Question

find n if 2n+1 P n-1 : 2n-1Pn = 3:5

Answer 1

Please check the attachments. Thank you.

Answer 2

By solving this equation $\frac{(2 n+1) P_{n-1}}{(2 n-1) P_{n}}=\frac{3}{5}$, the ‘value’ of n is “4”.  
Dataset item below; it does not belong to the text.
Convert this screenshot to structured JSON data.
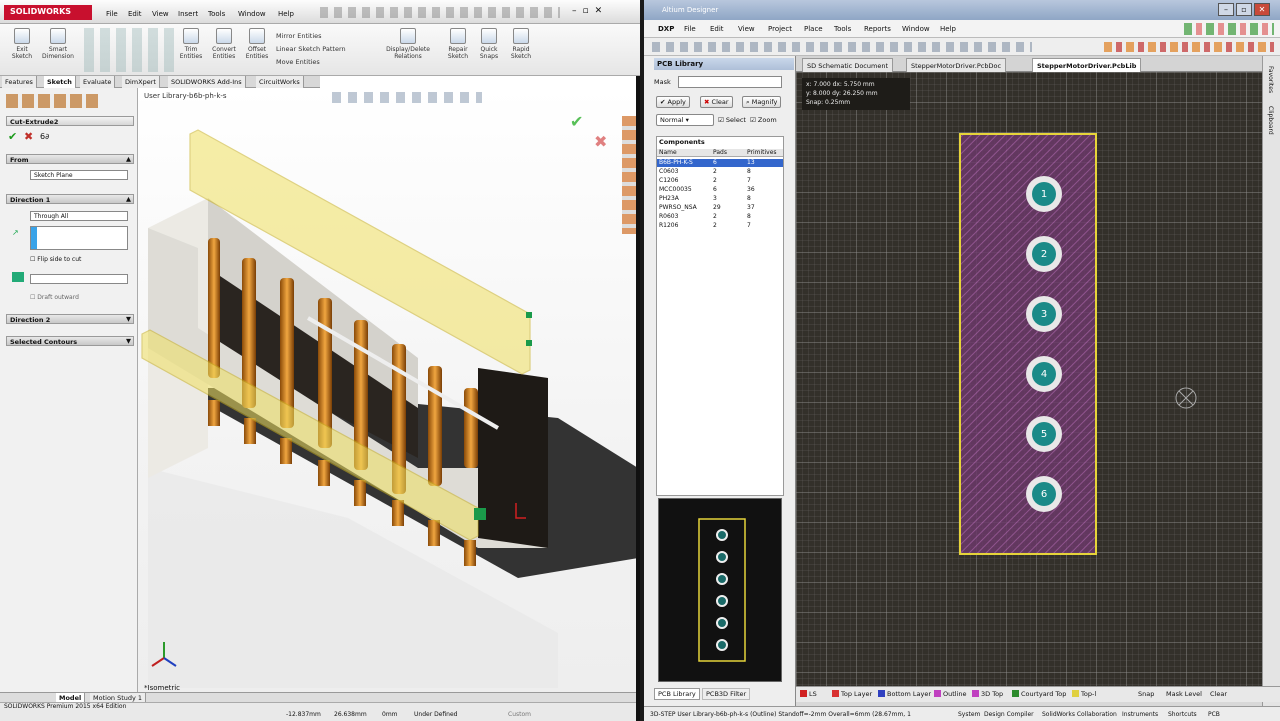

$\mathrm{n} \mathrm{P}_{\mathrm{r}}=\frac{n !}{(n-r) !}, \text { where }, 1 \leq \mathrm{r} \leq \mathrm{n}, n \in N$

We have,

$\frac{(2 \mathrm{n}+1) \mathrm{P}_{\mathrm{n}-1}}{(2 \mathrm{n}-1) \mathrm{P}_{\mathrm{n}}}=\frac{3}{5}$

$\Rightarrow \frac{(2 \mathrm{n}+1) \mathrm{p}_{\mathrm{n}-1}}{3}=\frac{(2 \mathrm{n}-1) \mathrm{P} \mathrm{n}}{5}$

$\Rightarrow \frac{(2 n+1) !}{((2 n+1)-(n-1)) ! \times 3}=\frac{(2 n-1) !}{((2 n-1)-n) ! \times 5}$

$\Rightarrow \frac{(2 n+1)(2 n)(2 n-1) !}{(n+2) ! \times 3}=\frac{(2 n-1) !}{(n-1) ! \times 5}$

$\Rightarrow \frac{(2 n+1)(2 n)}{(n+2)(n+1) n((n-1) !) \times 3}=\frac{1}{(n-1) ! \times 5}$

$\Rightarrow \frac{4 n+2}{(n 2+3 n+2) \times 3}=\frac{1}{5}$

$\begin{array}{l}{\Rightarrow 20 n+10=3 n^{2}+9 n+6} \\ {\Rightarrow 3 n^{2}-11 n-4=0} \\ {\Rightarrow 3 n^{2}-12 n+n-4=0}\end{array}$

$\begin{array}{l}{\Rightarrow 3 n(n-4)+1(n-4)=0} \\ {\Rightarrow(n-4)(3 n+1)=0} \\ {\Rightarrow n-4=0 \text { or } 3 n+1=0} \\ {\Rightarrow n=4 \text { or } n=-13 \notin N}\end{array}$

So,

n = 4

Permutation is defined as arranging the ‘elements of a set’ into a ‘sequence’ or ‘order’. Permutations are different from combinations, which are “selections of some elements” of a set regardless of order.